China built dams along rivers flowing internally within the country, but has been steadily increasing the number of dams being built on rivers leading to the countries mentioned above which threatens their water security. 

The Mekong River, which originates from the Tibetan Plateau and flows into the South China Sea, supplies the countries of Myanmar, Cambodia, Vietnam, Laos, and Thailand with its waters. The upper Mekong river, residing in Chinese territory, has 11 dams that affect the flow of water into the countries that depend on it as a resource for agriculture, food, and hydroelectric power. The amount of water reaching the lower Mekong has dwindled as a result of the dams holding back water in China. As measured in 2019, it was found the amount predicted to flow into the lower Mekong river in a season with above average accumulation from the wet season did not find its way to the countries in southeast asia. This resulted in drought as found by the water monitoring organization, Eyes on Earth. 

The research team at Eyes on Earth used satellite data to predict the forecasted flow of water and compared it to actual data collected downstream in Thailand. Alan Basist, Meteorologist and President of Eyes on Earth has asserted China had held back water upstream on the Mekong river by withholding waters along its dams. The 2020 rainy season had similar results where China was faced with severe flooding but little water made its way down the Mekong to Southeast Asia. 

China-India disputes

The construction of dams in China on rivers that flow into South Asia has sparked concern in India, due to the effects Chinese dams have had on the flow of water into the lower Mekong. The Brahmaputra River starts in Tibet and supplies India with 29 percent of their surface water. With India’s population expected to grow by 500 million by 2050 their needs for fresh water will rise with increasing demand. 

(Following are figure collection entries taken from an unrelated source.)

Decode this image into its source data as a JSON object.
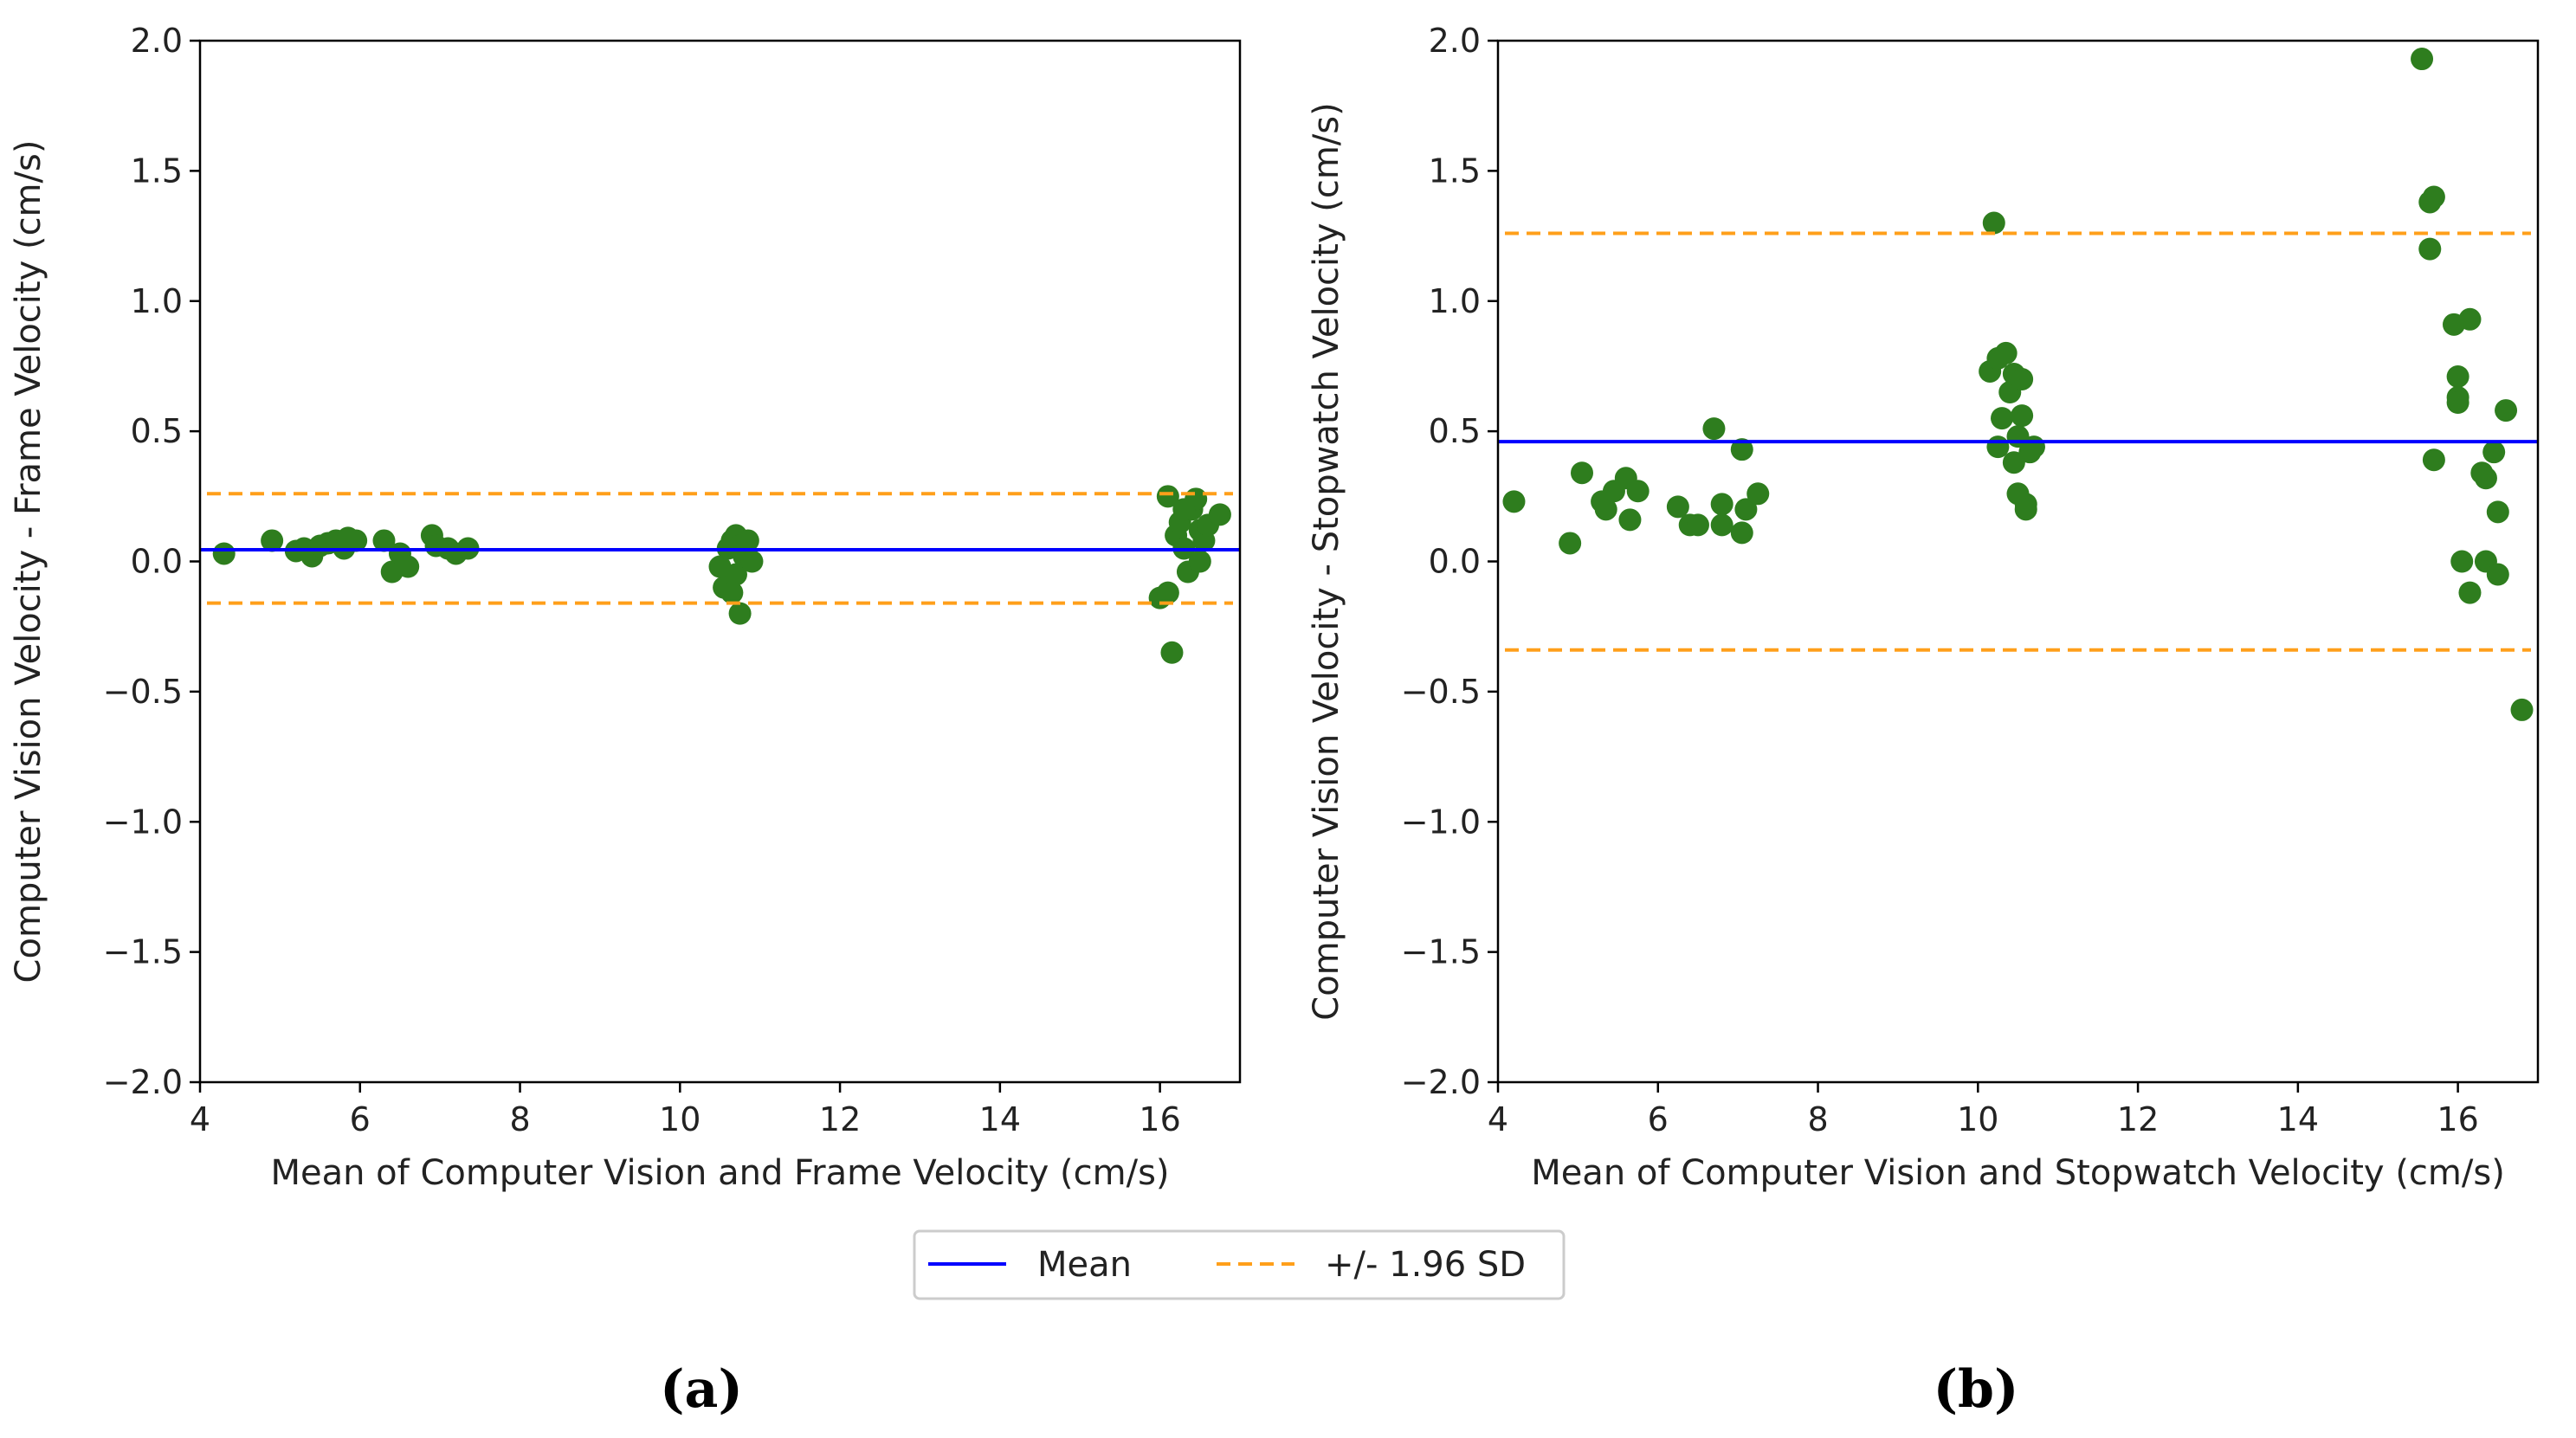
{
  "colors": {
    "mean": "#0000ff",
    "sd": "#ff9f1a",
    "points": "#2e7d1e"
  },
  "legend": {
    "mean_label": "Mean",
    "sd_label": "+/- 1.96 SD",
    "placement": "bottom-center"
  },
  "chart_data": [
    {
      "type": "scatter",
      "caption": "(a)",
      "xlabel": "Mean of Computer Vision and Frame Velocity (cm/s)",
      "ylabel": "Computer Vision Velocity - Frame Velocity (cm/s)",
      "xlim": [
        4,
        17
      ],
      "ylim": [
        -2,
        2
      ],
      "xticks": [
        "4",
        "6",
        "8",
        "10",
        "12",
        "14",
        "16"
      ],
      "yticks": [
        "2.0",
        "1.5",
        "1.0",
        "0.5",
        "0.0",
        "−0.5",
        "−1.0",
        "−1.5",
        "−2.0"
      ],
      "mean": 0.045,
      "upper_loa": 0.26,
      "lower_loa": -0.16,
      "points": [
        [
          4.3,
          0.03
        ],
        [
          4.9,
          0.08
        ],
        [
          5.2,
          0.04
        ],
        [
          5.3,
          0.05
        ],
        [
          5.4,
          0.02
        ],
        [
          5.5,
          0.06
        ],
        [
          5.6,
          0.07
        ],
        [
          5.7,
          0.08
        ],
        [
          5.8,
          0.05
        ],
        [
          5.85,
          0.09
        ],
        [
          5.95,
          0.08
        ],
        [
          6.3,
          0.08
        ],
        [
          6.4,
          -0.04
        ],
        [
          6.5,
          0.03
        ],
        [
          6.6,
          -0.02
        ],
        [
          6.9,
          0.1
        ],
        [
          6.95,
          0.06
        ],
        [
          7.1,
          0.05
        ],
        [
          7.2,
          0.03
        ],
        [
          7.35,
          0.05
        ],
        [
          10.5,
          -0.02
        ],
        [
          10.55,
          -0.1
        ],
        [
          10.6,
          0.05
        ],
        [
          10.65,
          0.08
        ],
        [
          10.7,
          -0.05
        ],
        [
          10.7,
          0.1
        ],
        [
          10.75,
          -0.2
        ],
        [
          10.75,
          0.06
        ],
        [
          10.8,
          0.02
        ],
        [
          10.85,
          0.08
        ],
        [
          10.9,
          0.0
        ],
        [
          10.65,
          -0.12
        ],
        [
          16.0,
          -0.14
        ],
        [
          16.1,
          -0.12
        ],
        [
          16.15,
          -0.35
        ],
        [
          16.1,
          0.25
        ],
        [
          16.2,
          0.1
        ],
        [
          16.25,
          0.15
        ],
        [
          16.3,
          0.05
        ],
        [
          16.35,
          -0.04
        ],
        [
          16.4,
          0.2
        ],
        [
          16.45,
          0.24
        ],
        [
          16.5,
          0.0
        ],
        [
          16.5,
          0.12
        ],
        [
          16.55,
          0.08
        ],
        [
          16.6,
          0.14
        ],
        [
          16.75,
          0.18
        ],
        [
          16.3,
          0.2
        ]
      ]
    },
    {
      "type": "scatter",
      "caption": "(b)",
      "xlabel": "Mean of Computer Vision and Stopwatch Velocity (cm/s)",
      "ylabel": "Computer Vision Velocity - Stopwatch Velocity (cm/s)",
      "xlim": [
        4,
        17
      ],
      "ylim": [
        -2,
        2
      ],
      "xticks": [
        "4",
        "6",
        "8",
        "10",
        "12",
        "14",
        "16"
      ],
      "yticks": [
        "2.0",
        "1.5",
        "1.0",
        "0.5",
        "0.0",
        "−0.5",
        "−1.0",
        "−1.5",
        "−2.0"
      ],
      "mean": 0.46,
      "upper_loa": 1.26,
      "lower_loa": -0.34,
      "points": [
        [
          4.2,
          0.23
        ],
        [
          4.9,
          0.07
        ],
        [
          5.05,
          0.34
        ],
        [
          5.3,
          0.23
        ],
        [
          5.35,
          0.2
        ],
        [
          5.45,
          0.27
        ],
        [
          5.6,
          0.32
        ],
        [
          5.65,
          0.16
        ],
        [
          5.75,
          0.27
        ],
        [
          6.25,
          0.21
        ],
        [
          6.4,
          0.14
        ],
        [
          6.5,
          0.14
        ],
        [
          6.7,
          0.51
        ],
        [
          6.8,
          0.22
        ],
        [
          6.8,
          0.14
        ],
        [
          7.05,
          0.43
        ],
        [
          7.05,
          0.11
        ],
        [
          7.1,
          0.2
        ],
        [
          7.25,
          0.26
        ],
        [
          10.15,
          0.73
        ],
        [
          10.2,
          1.3
        ],
        [
          10.25,
          0.78
        ],
        [
          10.25,
          0.44
        ],
        [
          10.3,
          0.55
        ],
        [
          10.35,
          0.8
        ],
        [
          10.4,
          0.65
        ],
        [
          10.45,
          0.72
        ],
        [
          10.45,
          0.38
        ],
        [
          10.5,
          0.48
        ],
        [
          10.5,
          0.26
        ],
        [
          10.55,
          0.7
        ],
        [
          10.55,
          0.56
        ],
        [
          10.6,
          0.22
        ],
        [
          10.6,
          0.2
        ],
        [
          10.65,
          0.42
        ],
        [
          10.7,
          0.44
        ],
        [
          15.55,
          1.93
        ],
        [
          15.65,
          1.38
        ],
        [
          15.7,
          1.4
        ],
        [
          15.65,
          1.2
        ],
        [
          15.7,
          0.39
        ],
        [
          15.95,
          0.91
        ],
        [
          16.0,
          0.71
        ],
        [
          16.0,
          0.63
        ],
        [
          16.0,
          0.61
        ],
        [
          16.05,
          0.0
        ],
        [
          16.15,
          0.93
        ],
        [
          16.15,
          -0.12
        ],
        [
          16.3,
          0.34
        ],
        [
          16.35,
          0.32
        ],
        [
          16.35,
          0.0
        ],
        [
          16.45,
          0.42
        ],
        [
          16.5,
          -0.05
        ],
        [
          16.5,
          0.19
        ],
        [
          16.6,
          0.58
        ],
        [
          16.8,
          -0.57
        ]
      ]
    }
  ]
}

With a potential dispute over securing water needs for a growing population, India has been involved in skirmishes with China over a disputed area in which the Brahmaputra flows along the China-India border. This area, known as Arunachal Pradesh has been disputed territory since China invaded Tibet in 1950. Both India and China have increased their military presence along their borders with a dispute breaking out into armed conflict in another hotly contested territory in the Galwan Valley in India’s Ladakh region. 

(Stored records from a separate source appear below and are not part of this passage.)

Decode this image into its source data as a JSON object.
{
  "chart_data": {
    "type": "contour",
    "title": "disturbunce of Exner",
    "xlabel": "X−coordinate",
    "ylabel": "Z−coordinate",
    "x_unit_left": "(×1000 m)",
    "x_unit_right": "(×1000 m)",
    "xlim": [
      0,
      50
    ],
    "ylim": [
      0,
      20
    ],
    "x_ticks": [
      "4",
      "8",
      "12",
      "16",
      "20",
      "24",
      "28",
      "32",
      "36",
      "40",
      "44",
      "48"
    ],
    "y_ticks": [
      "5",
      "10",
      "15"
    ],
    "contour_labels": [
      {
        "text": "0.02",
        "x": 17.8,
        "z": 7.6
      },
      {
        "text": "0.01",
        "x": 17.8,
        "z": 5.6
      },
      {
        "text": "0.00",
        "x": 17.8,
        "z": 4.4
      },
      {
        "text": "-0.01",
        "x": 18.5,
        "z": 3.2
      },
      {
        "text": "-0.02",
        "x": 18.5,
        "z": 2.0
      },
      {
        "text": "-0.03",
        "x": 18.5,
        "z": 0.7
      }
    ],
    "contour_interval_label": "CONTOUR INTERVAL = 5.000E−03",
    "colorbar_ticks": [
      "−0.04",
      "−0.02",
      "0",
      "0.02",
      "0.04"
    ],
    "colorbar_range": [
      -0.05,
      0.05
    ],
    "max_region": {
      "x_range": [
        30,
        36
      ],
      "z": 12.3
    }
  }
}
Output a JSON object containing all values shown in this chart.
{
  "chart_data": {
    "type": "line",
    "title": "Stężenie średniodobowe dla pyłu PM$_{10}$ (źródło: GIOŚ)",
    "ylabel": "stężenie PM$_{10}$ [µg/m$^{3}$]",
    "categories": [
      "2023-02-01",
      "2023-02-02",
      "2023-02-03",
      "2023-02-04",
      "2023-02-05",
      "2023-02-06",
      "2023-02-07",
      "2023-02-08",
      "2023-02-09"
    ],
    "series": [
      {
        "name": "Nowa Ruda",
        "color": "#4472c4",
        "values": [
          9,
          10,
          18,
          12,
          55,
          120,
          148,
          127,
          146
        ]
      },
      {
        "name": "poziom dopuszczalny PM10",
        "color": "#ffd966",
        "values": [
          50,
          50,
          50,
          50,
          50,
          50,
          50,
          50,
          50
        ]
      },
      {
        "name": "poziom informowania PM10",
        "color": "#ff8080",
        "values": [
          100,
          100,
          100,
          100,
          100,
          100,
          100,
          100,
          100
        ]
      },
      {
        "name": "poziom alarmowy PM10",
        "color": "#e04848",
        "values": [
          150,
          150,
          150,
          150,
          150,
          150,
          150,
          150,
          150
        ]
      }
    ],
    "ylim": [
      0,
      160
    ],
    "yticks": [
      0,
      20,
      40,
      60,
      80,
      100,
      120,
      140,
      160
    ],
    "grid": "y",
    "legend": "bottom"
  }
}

With nearly one of every five people in the world living in China but only six percent of the earth’s freshwater available, the country faces severe water insecurity, which puts the future of its citizens and stable relations with its neighboring nations in doubt. China could use restricted water flow as a weapon by withholding water from neighboring nations through dams. The result would increase fresh water within its country and expand leverage over neighbors that it wishes to threaten in acts of retaliation if political disputes arise.